AIMEE'S CURRENT MEDICATIONS

Daily medications

• Lantus--15 units at bedtime

• Humalog--sliding scale

• Gabapentin--600mg three times a day

• Protonix 40 mg. once a day

• Topiramate--200 mg at bedtime.

• Topiramate 50 mg in the morning, 50 mg in the evening

• Lorazepam –1 mg four times a day [Ativan]

• Olanzapine—10 mg twice a day [Xzypressa]

• Hydromorphone –8 mg every four hours

• Diphenhydramine 50mg/mL -1-2 mL every four hours as needed for nausea and vomiting

As needed medications

• Sumatriptan tablets and nasal spray for migraine disorder.

• Weekly port-a-cath access change at the AIS Cancer Center

MEDICAL EXPENSES NOT COVERED BY INSURANCE

From Patty, Aimee's mom

Every month I order the following supplies from Allegro Medical.com and pay for them out of pocket.
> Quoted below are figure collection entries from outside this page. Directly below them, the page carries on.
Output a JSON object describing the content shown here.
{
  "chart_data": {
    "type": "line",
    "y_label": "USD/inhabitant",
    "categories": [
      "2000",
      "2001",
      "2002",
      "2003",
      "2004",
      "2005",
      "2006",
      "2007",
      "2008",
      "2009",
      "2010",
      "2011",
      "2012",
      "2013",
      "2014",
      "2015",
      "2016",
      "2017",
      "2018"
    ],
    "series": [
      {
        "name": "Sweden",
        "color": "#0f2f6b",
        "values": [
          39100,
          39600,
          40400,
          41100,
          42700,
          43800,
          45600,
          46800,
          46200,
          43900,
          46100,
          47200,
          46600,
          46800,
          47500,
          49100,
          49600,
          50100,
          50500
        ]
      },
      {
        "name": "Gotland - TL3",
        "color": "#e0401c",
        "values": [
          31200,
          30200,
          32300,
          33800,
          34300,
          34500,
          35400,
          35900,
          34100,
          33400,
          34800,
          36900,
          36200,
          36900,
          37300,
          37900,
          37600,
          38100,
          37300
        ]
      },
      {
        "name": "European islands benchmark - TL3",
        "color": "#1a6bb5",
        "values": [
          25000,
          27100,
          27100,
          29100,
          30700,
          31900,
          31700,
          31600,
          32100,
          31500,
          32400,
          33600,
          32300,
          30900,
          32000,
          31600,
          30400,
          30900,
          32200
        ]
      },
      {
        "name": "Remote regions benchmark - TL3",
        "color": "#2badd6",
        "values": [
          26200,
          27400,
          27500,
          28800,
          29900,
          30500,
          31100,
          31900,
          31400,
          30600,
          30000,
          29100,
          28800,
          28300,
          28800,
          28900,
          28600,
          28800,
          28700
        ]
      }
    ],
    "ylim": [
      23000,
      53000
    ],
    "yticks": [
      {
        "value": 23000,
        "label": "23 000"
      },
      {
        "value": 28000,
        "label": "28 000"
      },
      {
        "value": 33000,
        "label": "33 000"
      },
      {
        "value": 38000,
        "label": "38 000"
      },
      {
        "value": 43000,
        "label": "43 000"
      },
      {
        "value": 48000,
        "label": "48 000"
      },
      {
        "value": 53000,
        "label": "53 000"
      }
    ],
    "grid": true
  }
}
These supplies constitute critical needs for my daughter. She needs the syringes to draw up her medication and administer it via the port-a-cath surgically implanted in her chest wall. She must use two flushes per medication injection to keep the port-a-cath tubing flushed and in good working order. The nurses at the AIS Cancer center directed her to do so. In addition, I pay for the listed insurance and related medical expenses. My daughter receives Medi-Cal benefits, but they do not pay for her doctor’s visits or port-a-cath access changes and supplies. Health Net covers all else except for the following:

Every month I spend at least

$290.00 for saline flushes—no insurance pays for them.

$57.00 for 3ml syringes

$ 24.00 for insulin syringes

$100.00 for glucose levels test strips

$225.00 for low FOD MAP liquid meals [she cannot ingest nor utilize solid food]

Health Insurance Payments

I taught in public schools for 30 years and then retired. Public school teachers do not get social security benefits. We get Medicare Part A, but we have to pay for the rest of our health care out of pocket.

Here is the breakdown:

$995.00 monthly for Health Net PPO health insurance for Aimee Rude

$55.00 for dental and vision insurance

Medicare Part B--$402.00

Medicare Supplement for my spouse and me--$258.00

Silver Script [for medications] -- $58.00

Delta Dental and Vision--$110.00

Total monthly medical expenses--$2554.00. That is the baseline. Other medical expenses that I must pay out of pocket can and do arise.